田谷です。
首振り錯視の解説記事、最終回です。
前回、首振り錯視で奥行きの逆転が生じるのは、①片目を閉じたりカメラを通すことで奥行きの判断が難しくなり、②その上で、「出っ張っていること」をシグナルする絵が実際には凹んでいる部位(顔)に描かれているから、という話をしました。
今回はなぜ上のように作られたペーパークラフトを片目で(or カメラ越しに)見るときに「追いかけてくるような」動きがみえるのか、という点について解説します(今回は長い上に結構難しい話です。がんばって理解してください)。
この奇妙な動きのタネ明かしを理解するには、まず普段私たちの顔が動くときに、外の世界がどのように動いて見えるのか、という点を理解する必要があります。まずはここからお話ししましょう。

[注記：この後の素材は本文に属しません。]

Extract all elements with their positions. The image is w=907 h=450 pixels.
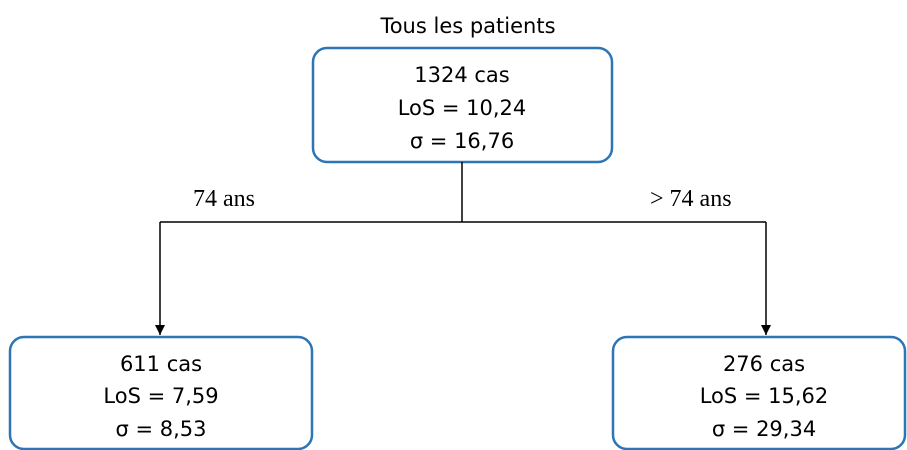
child-node [8,335,314,450]
title: Tous les patients [379,14,555,38]
node-text: σ = 16,76 [410,129,514,153]
node-text: 276 cas [723,352,805,376]
node-text: LoS = 15,62 [700,384,829,408]
node-text: σ = 8,53 [115,417,206,441]
node-text: LoS = 7,59 [103,384,218,408]
connector [160,162,766,223]
node-text: 611 cas [120,352,202,376]
node-text: LoS = 10,24 [398,96,527,120]
node-text: σ = 29,34 [712,417,816,441]
edge-label: 74 ans [193,186,255,212]
edge-label: > 74 ans [650,186,732,212]
child-node [611,335,907,450]
node-text: 1324 cas [414,63,509,87]
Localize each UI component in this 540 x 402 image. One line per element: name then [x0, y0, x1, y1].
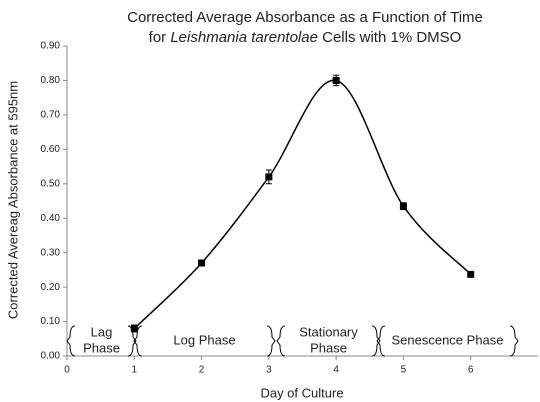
title-species: Leishmania tarentolae	[170, 29, 318, 46]
annotation: Lag	[91, 324, 113, 339]
bracket	[276, 325, 286, 357]
x-axis-title: Day of Culture	[260, 385, 343, 400]
x-tick-label: 3	[266, 365, 272, 376]
bracket	[66, 325, 76, 357]
y-tick-label: 0.80	[41, 75, 61, 86]
chart-title-line-2: for Leishmania tarentolae Cells with 1% …	[149, 29, 462, 46]
y-tick-label: 0.70	[41, 110, 61, 121]
bracket	[371, 325, 381, 357]
x-tick-label: 2	[199, 365, 205, 376]
y-tick-label: 0.40	[41, 213, 61, 224]
x-tick-label: 5	[401, 365, 407, 376]
marker	[130, 324, 138, 332]
bracket	[127, 325, 137, 357]
bracket	[266, 325, 276, 357]
annotation: Phase	[83, 340, 120, 355]
y-axis-title: Corrected Avereag Absorbance at 595nm	[5, 81, 20, 319]
annotation: Senescence Phase	[391, 332, 503, 347]
x-tick-label: 4	[333, 365, 339, 376]
x-tick-label: 6	[468, 365, 474, 376]
x-tick-label: 1	[132, 365, 138, 376]
y-tick-label: 0.10	[41, 316, 61, 327]
marker	[265, 173, 273, 181]
marker	[332, 76, 340, 84]
y-tick-label: 0.20	[41, 282, 61, 293]
bracket	[376, 325, 386, 357]
title-part: for	[149, 29, 171, 46]
title-part: Cells with 1% DMSO	[318, 29, 461, 46]
marker	[467, 270, 475, 278]
marker	[399, 202, 407, 210]
x-tick-label: 0	[64, 365, 70, 376]
y-tick-label: 0.30	[41, 247, 61, 258]
y-tick-label: 0.60	[41, 144, 61, 155]
curve	[133, 79, 472, 329]
annotation: Phase	[310, 340, 347, 355]
y-tick-label: 0.50	[41, 178, 61, 189]
y-tick-label: 0.90	[41, 41, 61, 52]
annotation: Log Phase	[173, 332, 235, 347]
chart-title-line-1: Corrected Average Absorbance as a Functi…	[127, 9, 483, 26]
annotation: Stationary	[299, 324, 358, 339]
marker	[198, 259, 206, 267]
y-tick-label: 0.00	[41, 351, 61, 362]
bracket	[509, 325, 519, 357]
bracket	[133, 325, 143, 357]
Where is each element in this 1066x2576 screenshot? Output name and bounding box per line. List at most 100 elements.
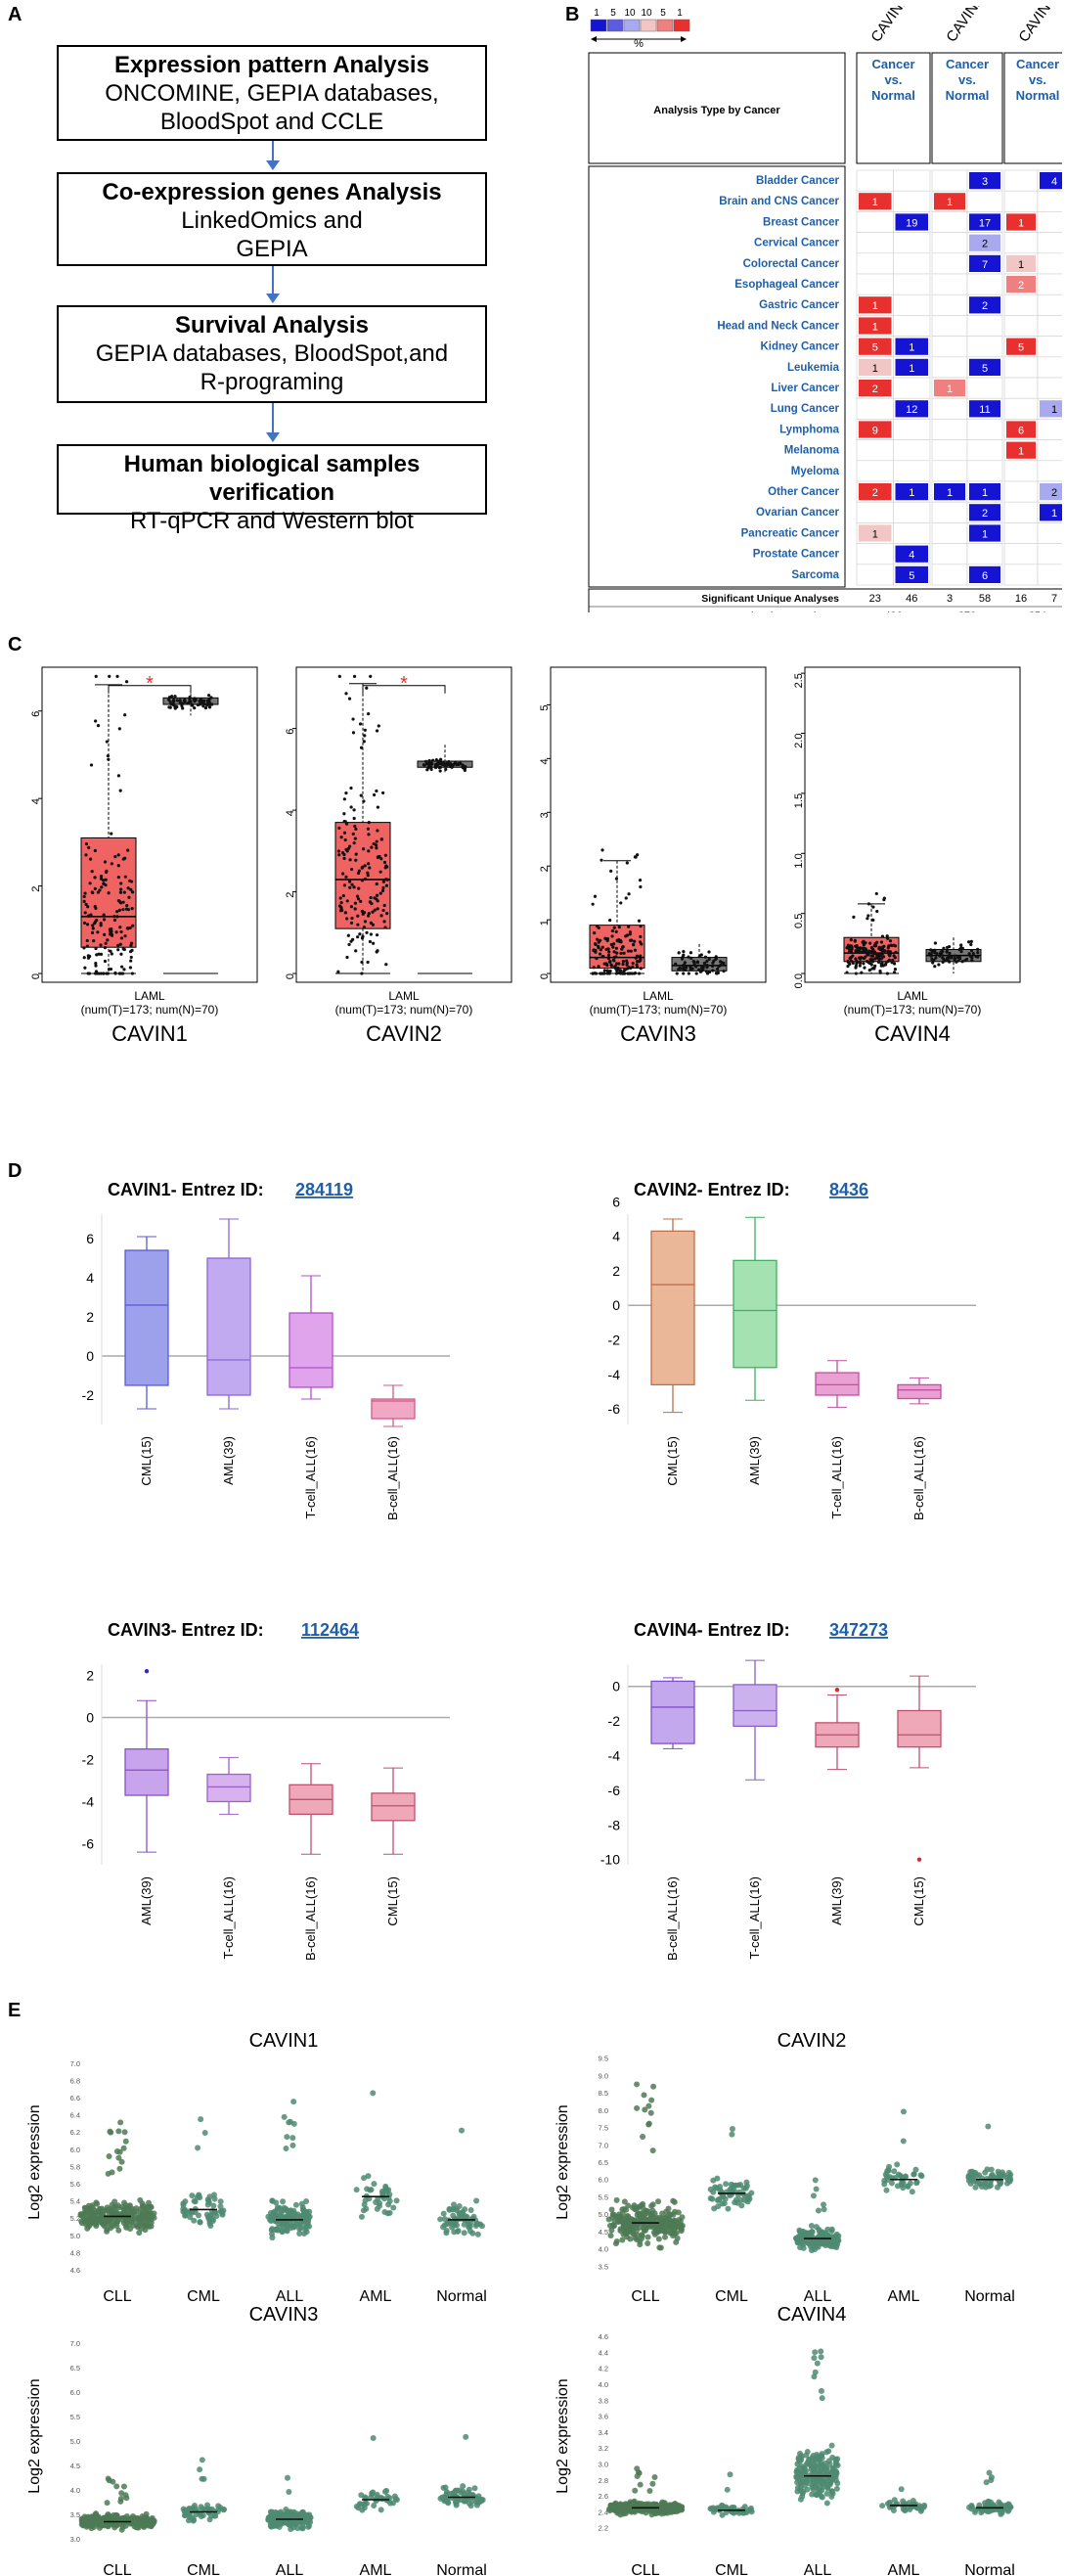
tumor-point [871, 905, 875, 909]
tumor-point [103, 932, 107, 937]
sample-point [120, 2483, 127, 2490]
table-cell [893, 377, 931, 399]
tumor-point [362, 926, 367, 929]
tumor-point [106, 753, 111, 758]
tumor-point [592, 966, 596, 970]
tumor-point [107, 757, 111, 761]
tumor-point [382, 860, 387, 865]
sample-point [657, 2227, 664, 2234]
normal-point [689, 956, 693, 960]
flow-box-verification: Human biological samples verification RT… [57, 444, 487, 534]
sample-point [804, 2449, 811, 2456]
box [733, 1259, 777, 1369]
tumor-point [866, 902, 871, 906]
sample-point [996, 2499, 1002, 2506]
sample-point [460, 2483, 466, 2490]
table-cell-fill [969, 483, 1000, 501]
y-tick-label: 6.4 [70, 2111, 80, 2120]
x-sub-label: (num(T)=173; num(N)=70) [81, 1003, 219, 1017]
table-cell-value: 1 [872, 363, 878, 375]
tumor-point [621, 972, 625, 975]
sample-point [142, 2223, 149, 2230]
tumor-point [378, 870, 382, 874]
box [815, 1372, 860, 1396]
category-label: CLL [103, 2288, 131, 2305]
sample-point [300, 2214, 307, 2221]
sample-point [84, 2225, 91, 2232]
sample-point [122, 2210, 129, 2217]
sample-point [625, 2202, 632, 2209]
tumor-point [116, 948, 120, 952]
tumor-point [855, 962, 859, 966]
tumor-point [360, 909, 364, 913]
tumor-point [871, 918, 875, 922]
normal-point [675, 972, 679, 975]
sample-point [381, 2488, 388, 2495]
tumor-point [363, 877, 368, 881]
sample-point [797, 2235, 804, 2241]
plot-title: CAVIN4- Entrez ID: [634, 1620, 790, 1640]
table-cell-fill [859, 380, 892, 397]
normal-point [971, 952, 975, 956]
sample-point [296, 2221, 303, 2228]
sample-point [276, 2518, 283, 2525]
tumor-point [611, 945, 615, 949]
tumor-point [367, 849, 371, 853]
y-tick-label: -10 [600, 1852, 620, 1868]
table-cell [1003, 501, 1039, 523]
gene-sub-label: vs. [1029, 72, 1046, 87]
sample-point [710, 2508, 717, 2515]
sample-point [96, 2524, 103, 2531]
legend-percent: % [634, 38, 644, 50]
tumor-point [369, 921, 373, 926]
tumor-point [119, 936, 123, 940]
tumor-point [846, 965, 850, 969]
tumor-point [615, 951, 619, 955]
table-cell [966, 315, 1003, 337]
tumor-point [616, 967, 620, 971]
gene-name: CAVIN1 [867, 6, 911, 45]
y-tick-label: 4 [30, 798, 42, 804]
sample-point [355, 2505, 362, 2511]
sample-point [670, 2233, 677, 2239]
table-cell [893, 315, 931, 337]
table-cell [931, 522, 968, 544]
normal-point [692, 962, 696, 966]
tumor-point [362, 740, 366, 744]
y-tick-label: -8 [608, 1817, 621, 1832]
plot-title: CAVIN3- Entrez ID: [108, 1620, 264, 1640]
sample-point [881, 2181, 888, 2188]
normal-point [457, 762, 461, 767]
tumor-point [339, 900, 343, 905]
table-cell-fill [895, 483, 928, 501]
tumor-point [128, 926, 132, 929]
normal-point [958, 957, 962, 961]
table-cell-value: 1 [947, 487, 953, 499]
legend-arrowhead [681, 36, 687, 42]
sample-point [358, 2213, 365, 2220]
sample-point [797, 2496, 804, 2503]
tumor-point [893, 967, 898, 972]
tumor-point [113, 855, 117, 859]
tumor-point [125, 904, 129, 908]
tumor-point [373, 896, 377, 900]
normal-point [439, 761, 443, 765]
tumor-point [92, 939, 96, 943]
normal-point [929, 954, 933, 958]
sample-point [710, 2177, 717, 2184]
gene-title: CAVIN2 [366, 1021, 442, 1046]
tumor-point [83, 911, 87, 915]
sample-point [637, 2212, 644, 2219]
tumor-point [358, 932, 362, 936]
y-tick-label: 4 [539, 758, 551, 764]
tumor-point [593, 894, 598, 898]
sample-point [709, 2195, 716, 2202]
box [897, 1383, 942, 1400]
tumor-point [614, 967, 618, 971]
x-sub-label: (num(T)=173; num(N)=70) [335, 1003, 473, 1017]
y-tick-label: -4 [608, 1367, 621, 1382]
y-axis-label: Log2 expression [555, 2378, 571, 2493]
table-cell [1003, 294, 1039, 316]
tumor-point [359, 793, 363, 797]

我々が移動したり頭を動かしたりするとき、遠くのものは頭と同じ向きに、近くのものは頭と逆向きに動いて見える、という法則があります。試しに左右の手の親指を立てて、右腕はまっすぐに、左手はその伸ばした右腕の肘のあたりに添えて、親指同士が重なるように片目で見てください(図1)。その状態で左右に頭を振ると、遠くの右の親指を見るときは左の親指が頭とは逆向きに、右の親指は頭と同じ向きに動いているのがわかると思います。
この法則をよく覚えておいてください。
さて次に、首振り錯視のペーパークラフトを片目で(あるいはカメラを通して)見るときのことを考えてみましょう。このとき、ペーパークラフトの顔部分の前後関係は逆転しています。